C’est pourquoi je privilégie maintenant dans ma réflexion sur les enjeux planétaires les possibilités d’améliorer la gouvernance mondiale (3) et le rôle d’organismes comme l’OMC, la FAO, la Banque mondiale et le FMI. Du fait de mes 35 ans à l’AFD, je suis particulièrement attentif à la réinvention de l’aide publique au développement (APD) qui, trop souvent dominée encore par des rapports inégaux, doit sortir de sa gestion technocratique (4) pour déboucher sur des partenariats exigeants et responsables impliquant mieux les acteurs de terrain.
Ce qui précède montre que la mise en œuvre du principe de subsidiarité ne suffit pas à relever les défis du local au global ; selon les problèmes à résoudre, il faut articuler des approches et démarches à différents niveaux en impliquant les acteurs concernés (5) et en améliorant nos coopérations. Face à des dossiers complexes, l’important est de penser et d’agir personnellement et collectivement en s’investissant sur ce qui nous semble prioritaire et constructif ; ceci exige disponibilité, motivation et ouverture pour comprendre les tenants et aboutissants et pour discerner la façon d’agir et de lier le fond et la forme. Ceci nous renvoie aussi à nos capacités à dialoguer et à débattre dans des cadres éthiques et démocratiques permettant à la fois des écoutes attentives, des implications créatives, des discernements approfondis, des décisions efficientes et des critiques constructives.
Travailler à penser et agir du local au global conduit à s’intéresser à ce qui donne sens à notre pouvoir d’agir et donc à chercher à relier interventions du local au global à des visions et à des récits qui s’inscrivent dans une recherche permanente de nous humaniser et de nous civiliser.
TERRA, en lien avec Refaire société, pourrait réfléchir à la façon de progresser en matière de dialogue et débat (6) dans nos collectifs pour co construire des visions de notre devenir commun du local au global.
Jean Claude DEVEZE
1/ Voir en particulier mes livres Le réveil des campagnes africaines et Défis agricoles africains parus chez Karthala.
2/ Je fus témoin de l’hostilité des bureaux de Bruxelles s’occupant du Fonds européen de développement pour le soutien à des filières coton considérées comme trop liées à la France par des fonctionnaires d’origine anglaise.
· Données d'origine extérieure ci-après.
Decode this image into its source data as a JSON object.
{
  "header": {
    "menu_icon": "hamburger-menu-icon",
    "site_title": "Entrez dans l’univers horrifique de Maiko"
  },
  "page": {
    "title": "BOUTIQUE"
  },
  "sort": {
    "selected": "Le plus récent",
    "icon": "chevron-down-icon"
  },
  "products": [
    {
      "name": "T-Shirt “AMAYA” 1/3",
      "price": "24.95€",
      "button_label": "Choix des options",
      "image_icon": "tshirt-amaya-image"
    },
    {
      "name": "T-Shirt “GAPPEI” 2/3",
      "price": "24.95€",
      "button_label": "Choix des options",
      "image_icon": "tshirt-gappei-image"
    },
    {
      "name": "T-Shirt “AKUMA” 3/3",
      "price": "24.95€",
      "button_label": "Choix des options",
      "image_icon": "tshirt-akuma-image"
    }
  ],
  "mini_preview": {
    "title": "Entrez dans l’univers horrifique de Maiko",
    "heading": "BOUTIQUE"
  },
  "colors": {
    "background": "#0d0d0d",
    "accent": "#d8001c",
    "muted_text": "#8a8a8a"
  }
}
3/ Voir notre tribune parue sur le site de La Croix le 27 avril sur la démocratie mondiale et la réforme de l’ONU
4/ Le pire exemple que j’ai vécu de près fut la volonté d’imposer un système de vulgarisation universel appelé Training and visit promu par son « gourou », Benor, voulant s’inspirer de la révolution verte en Inde. Il fut combattu par la coopération française rejetant une approche par le haut oublieuse des réalités de terrain. La Banque mondiale y mit fin quand l’ajustement structurel tarit les ressources financières des ministères de l’agriculture. La Banque Mondiale continue ses approches par le haut en privilégiant le levier financier dans son rapport paru le 7 mai « Recette pour un monde viable » qui dénonce un système alimentaire mondial que rend la planète malade.
5/ Parmi les cas exemplaires de gestion coopérative, il est intéressant d’étudier comment sont gérés l’avenir des grands lacs américains ou celui du Rhin associant collectivités, agences, entreprises, Etats.
6/ L’Interréseaux développement rural qui réunit des acteurs du Nord comme du Sud contribue au décloisonnement de la pensée et de l’action en Afrique subsaharienne.